После завершения «Горя от ума» Грибоедов предпринял ряд других драматургических опытов. Сохранились фрагменты и планы его драматических произведений. «Радомист и Зенобия» — очевидная попытка Грибоедова на материале жизни древней Армении осмыслить события русской истории 1825—1826 гг.; наброски драмы «1812 год» соединяют патриотическую тему с острым социальным критицизмом; трагедия «Грузинская ночь», сохранившаяся также во фрагментах, опиралась на материал грузинской легенды и отличалась явной антикрепостнической направленностью.
«Горе от ума» было вызвано к жизни энергией противостояния и сопротивления силам политической реакции последнего десятилетия царствования Александра I. Независимо от того, был или не был Грибоедов членом тайного общества (писателю приписываются скептические высказывания, свидетельствующие о его неверии в возможность завоевания власти силами заговорщиков без участия широких слоев общества), очевидно, что «Горе от ума» пронизано декабристской идеологией. Это — поэтическая декларация и художественный документ декабризма. Не случайно участники восстания приняли на вооружение «Горе от ума»; некоторые из них на следствии указывали на комедию Грибоедова как на один из главных возбудителей их «либеральных взглядов».
Острота и злободневность комедии обеспечили ей мощный резонанс в читающей публике. По словам известного русского историка В. О. Ключевского, «Горе от ума» — «самое серьезное политическое произведение русской литературы XIX века».
Комедии Фонвизина, Капниста, Крылова и других писателей конца XVIII — начала XIX в.

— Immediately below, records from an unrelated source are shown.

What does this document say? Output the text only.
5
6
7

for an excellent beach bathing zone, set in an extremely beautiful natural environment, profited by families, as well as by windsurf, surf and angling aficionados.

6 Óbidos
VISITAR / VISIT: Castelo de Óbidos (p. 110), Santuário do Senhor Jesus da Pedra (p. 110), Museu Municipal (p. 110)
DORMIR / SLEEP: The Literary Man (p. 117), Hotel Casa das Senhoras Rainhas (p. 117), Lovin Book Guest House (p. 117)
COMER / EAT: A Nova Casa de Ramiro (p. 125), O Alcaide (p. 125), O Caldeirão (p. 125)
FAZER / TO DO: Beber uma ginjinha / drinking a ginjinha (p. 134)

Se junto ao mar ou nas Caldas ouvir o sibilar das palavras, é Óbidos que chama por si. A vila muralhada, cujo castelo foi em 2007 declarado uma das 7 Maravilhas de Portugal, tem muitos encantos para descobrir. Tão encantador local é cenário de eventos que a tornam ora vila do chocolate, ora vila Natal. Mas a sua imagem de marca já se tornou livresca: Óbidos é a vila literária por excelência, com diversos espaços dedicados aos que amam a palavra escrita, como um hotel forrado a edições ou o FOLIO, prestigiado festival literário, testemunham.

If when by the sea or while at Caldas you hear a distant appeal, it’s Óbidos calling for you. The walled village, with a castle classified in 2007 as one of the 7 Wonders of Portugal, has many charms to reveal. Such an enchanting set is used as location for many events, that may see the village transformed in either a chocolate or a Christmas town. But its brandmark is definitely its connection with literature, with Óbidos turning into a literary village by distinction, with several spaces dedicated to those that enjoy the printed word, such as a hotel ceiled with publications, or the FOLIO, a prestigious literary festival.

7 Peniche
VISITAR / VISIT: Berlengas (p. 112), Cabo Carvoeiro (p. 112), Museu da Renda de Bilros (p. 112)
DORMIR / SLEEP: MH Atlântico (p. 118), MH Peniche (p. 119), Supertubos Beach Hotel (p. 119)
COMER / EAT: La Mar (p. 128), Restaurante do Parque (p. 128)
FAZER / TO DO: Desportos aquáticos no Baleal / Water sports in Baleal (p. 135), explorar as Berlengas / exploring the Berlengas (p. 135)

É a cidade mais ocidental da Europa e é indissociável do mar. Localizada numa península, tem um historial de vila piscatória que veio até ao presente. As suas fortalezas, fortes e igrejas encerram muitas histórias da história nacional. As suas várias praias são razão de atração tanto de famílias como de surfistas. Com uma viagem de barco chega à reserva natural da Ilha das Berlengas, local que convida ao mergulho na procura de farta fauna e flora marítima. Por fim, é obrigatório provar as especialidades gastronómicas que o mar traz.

высмеивали отдельные пороки: невежество, чванство, взяточничество, слепое подражание иностранному. «Горе от ума» — смелое сатирическое обличение всего консервативного уклада жизни: царящего в обществе карьеризма, бюрократической косности, солдафонства, жестокости к крепостным, мракобесия и невежества.
Московское барство в изображении Грибоедова разнолико. Крупным планом подан Фамусов — воинствующий защитник режима; в образе Скалозуба заклеймены карьеризм военной среды и тупое аракчеевское солдафонство; начинающий свою чиновничью службу Молчалин угодлив и беспринципен. Не вполне ясен характер Софьи, по сей день вызывающий споры: будучи порождением фамусовской среды, в конце пьесы эта героиня выглядит жертвой собственных заблуждений. Благодаря эпизодическим фигурам (Горичи, Тугоуховские, Хрюмины, Хлестова, Загорецкий) чиновное барство предстает многолико-пестрым, а вместе с тем и зловеще-монолитным: в последних актах пьесы оно показано как сплоченный общественный лагерь, готовый защищать свои интересы. В этот жизненный круг вписывается и Репетилов, для которого его «оппозиционные» идеи — только повод для пустословия. Образ фамусовского общества складывается не только из этих лиц, выведенных на сцену, но и многочисленных персонажей, лишь упоминаемых в монологах и репликах. Таковы сочинитель «глупостей образцовых» Фома Фомич, влиятельная Татьяна Юрьевна, крепостник-театрал и, наконец, «княгиня Марья Алексевна», держащая в страхе всю Москву, образ-символ колоссального обобщающего значения, хотя и обозначенный одним только беглым упоминанием в самом конце пьесы.
Комедия Грибоедова замечательна своим лиризмом, гражданским, патриотическим воодушевлением, «криком негодования» (по определению Луначарского) в репликах и монологах Чацкого. Пылкий свободолюбец, граждански мыслящий человек, Чацкий ратует за честное служение делу, которое отвечает интересам народа, названного им умным и бодрым. Он защищает идеалы просвещения и свободу мнений, пропагандирует национальную самобытность. Его представления о человеческом уме совсем иные, чем у окружающих. Если Фамусовым и Молчалиным ум понимается как умение приспособиться, угодить власть имущим во имя личного преуспеяния, то для Чацкого он связан с духовной независимостью, со свободой личного чувства, с идеей гражданского служения.